— Вот, слушай, Мотька, — меня Матвеем окрестили, — слушай!
Ляжет на спину, руки под голову, зажмурит глаза и заведёт своим тонким голосом что-нибудь из литургии заупокойной. Птицы замолчат, прислушаются, да потом и сами вперебой петь начнут, а Ларион пуще их, а они ярятся, особенно чижи да щеглята или дрозды и скворцы. До того он допоётся, бывало, что сквозь веки из глаз у него слёзы текут, щёки ему мочат и, омытое слезами, станет серым лицо его.

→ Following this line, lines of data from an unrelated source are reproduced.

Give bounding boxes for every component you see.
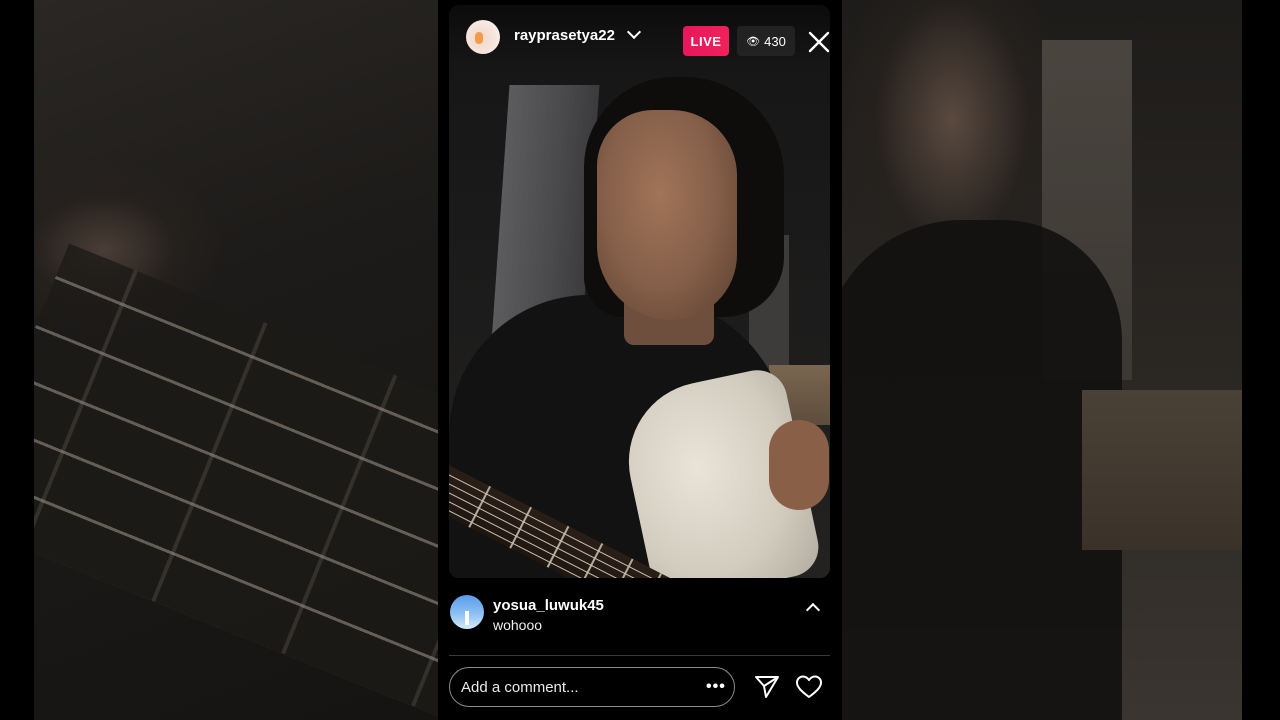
host-avatar[interactable] xyxy=(466,20,500,54)
live-video[interactable] xyxy=(449,5,830,578)
blurred-background-left xyxy=(34,0,438,720)
heart-icon[interactable] xyxy=(795,674,823,700)
live-stream-panel: rayprasetya22 LIVE 👁 430 yosua_luwuk45 w… xyxy=(438,0,842,720)
background-bass-strings xyxy=(34,243,438,717)
comment-text: wohooo xyxy=(493,617,543,633)
live-header: rayprasetya22 LIVE 👁 430 xyxy=(449,5,830,69)
video-person-face xyxy=(597,110,737,320)
blurred-background-right xyxy=(842,0,1242,720)
commenter-avatar[interactable] xyxy=(450,595,484,629)
host-username[interactable]: rayprasetya22 xyxy=(514,27,615,44)
close-icon[interactable] xyxy=(807,30,831,54)
comment-input-placeholder: Add a comment... xyxy=(461,679,579,696)
eye-icon: 👁 xyxy=(746,35,761,48)
viewer-count: 430 xyxy=(764,33,786,49)
divider xyxy=(449,655,830,656)
chevron-down-icon[interactable] xyxy=(626,24,642,40)
comment-item: yosua_luwuk45 wohooo xyxy=(449,592,830,642)
chevron-up-icon[interactable] xyxy=(805,602,821,618)
send-icon[interactable] xyxy=(753,674,781,700)
comment-input[interactable]: Add a comment... ••• xyxy=(449,667,735,707)
live-badge: LIVE xyxy=(683,26,729,56)
background-shirt xyxy=(842,220,1122,720)
background-wood xyxy=(1082,390,1242,550)
viewer-count-badge[interactable]: 👁 430 xyxy=(737,26,795,56)
video-hand xyxy=(769,420,829,510)
commenter-username[interactable]: yosua_luwuk45 xyxy=(493,597,604,614)
more-icon[interactable]: ••• xyxy=(706,678,726,696)
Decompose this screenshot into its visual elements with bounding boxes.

От такого пения иной раз жутко становилось, и однажды я сказал ему тихонько:
— Что ты, дядя, всё про смерть поёшь?
Перестал он, поглядел на меня и говорит, смеясь:
— А ты не бойся, глупый! Это ничего, что смерть, зато — красиво! В богослужении самое красивое — заупокойная литургия: тут ласка человеку есть, жалость к нему. У нас, кроме покойников, никого не умеют жалеть!
Слова эти — хорошо помню, как и все его речи, но понимать их в ту пору я, конечно, не мог. Детское только перед старостью понятно, в самые мудрые годы человека.

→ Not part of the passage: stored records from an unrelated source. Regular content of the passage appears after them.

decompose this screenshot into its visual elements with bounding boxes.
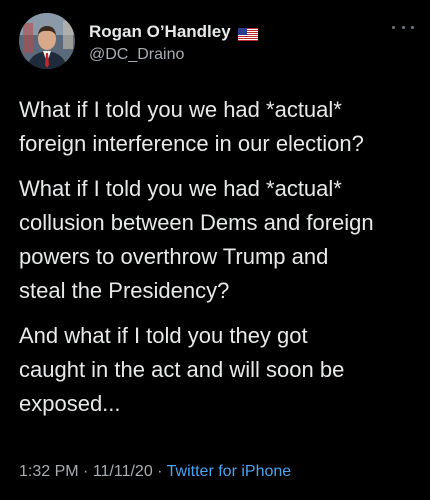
- tweet-line: exposed...: [19, 391, 121, 416]
- tweet-time[interactable]: 1:32 PM: [19, 463, 79, 480]
- more-options-icon[interactable]: [392, 22, 414, 32]
- avatar[interactable]: [19, 13, 75, 69]
- meta-separator: ·: [78, 463, 93, 480]
- tweet-card: Rogan O’Handley @DC_Draino What if I tol…: [0, 0, 430, 500]
- tweet-paragraph-3: And what if I told you they got caught i…: [19, 319, 419, 421]
- tweet-line: caught in the act and will soon be: [19, 357, 345, 382]
- tweet-date[interactable]: 11/11/20: [93, 463, 153, 480]
- tweet-source-link[interactable]: Twitter for iPhone: [167, 463, 292, 480]
- tweet-text: What if I told you we had *actual* forei…: [19, 93, 419, 432]
- tweet-line: collusion between Dems and foreign: [19, 210, 374, 235]
- tweet-line: powers to overthrow Trump and: [19, 244, 329, 269]
- tweet-meta: 1:32 PM · 11/11/20 · Twitter for iPhone: [19, 463, 291, 481]
- tweet-line: And what if I told you they got: [19, 323, 308, 348]
- tweet-line: What if I told you we had *actual*: [19, 97, 342, 122]
- tweet-line: foreign interference in our election?: [19, 131, 364, 156]
- user-handle[interactable]: @DC_Draino: [89, 46, 184, 64]
- display-name[interactable]: Rogan O’Handley: [89, 22, 258, 42]
- tweet-paragraph-2: What if I told you we had *actual* collu…: [19, 172, 419, 308]
- display-name-text: Rogan O’Handley: [89, 22, 231, 41]
- meta-separator: ·: [152, 463, 167, 480]
- us-flag-icon: [237, 26, 258, 41]
- tweet-line: What if I told you we had *actual*: [19, 176, 342, 201]
- tweet-paragraph-1: What if I told you we had *actual* forei…: [19, 93, 419, 161]
- tweet-line: steal the Presidency?: [19, 278, 230, 303]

Помню тоже — спросил я его: почему бог людям мало помогает?
— Не его это дело! — объяснил он мне. — Сам себе помогай, на то тебе разум дан! Бог — для того, чтобы умирать не страшно было, а как жить — это твоё дело!
Рано забыл я эти речи его, а вспомнил — поздно, и оттого много лишнего горя перенёс.
Замечательный был человек! Все люди, когда удят, не кричат, не разговаривают, чтобы не пугать, — Ларион поёт неумолчно, а то рассказывает мне жития разные или о боге говорит, и всегда к нему рыба шла. Птиц ловят тоже с осторожностью, а он всё время свистит, дразнит их, беседы с ними ведёт, и — ничего! — идёт птица и в чапки и в сеть. Опять же — насчёт пчёл — рои отсаживать или что другое, — старые пчеляки с молитвой это делают, и то не всяк раз удаётся им, позовут дьячка — он бьёт пчел, давит их, ругается матерно, — а всё сделает в лучшем виде. Не любил он пчёл: они у него дочь ослепили. Забралась на пчельник девочка — три года было ей, — а пчела её в глаз и чикнула; разболелся глазок да ослеп, за ним — другой, потом девочка померла от головной боли, а мать её сошла с ума…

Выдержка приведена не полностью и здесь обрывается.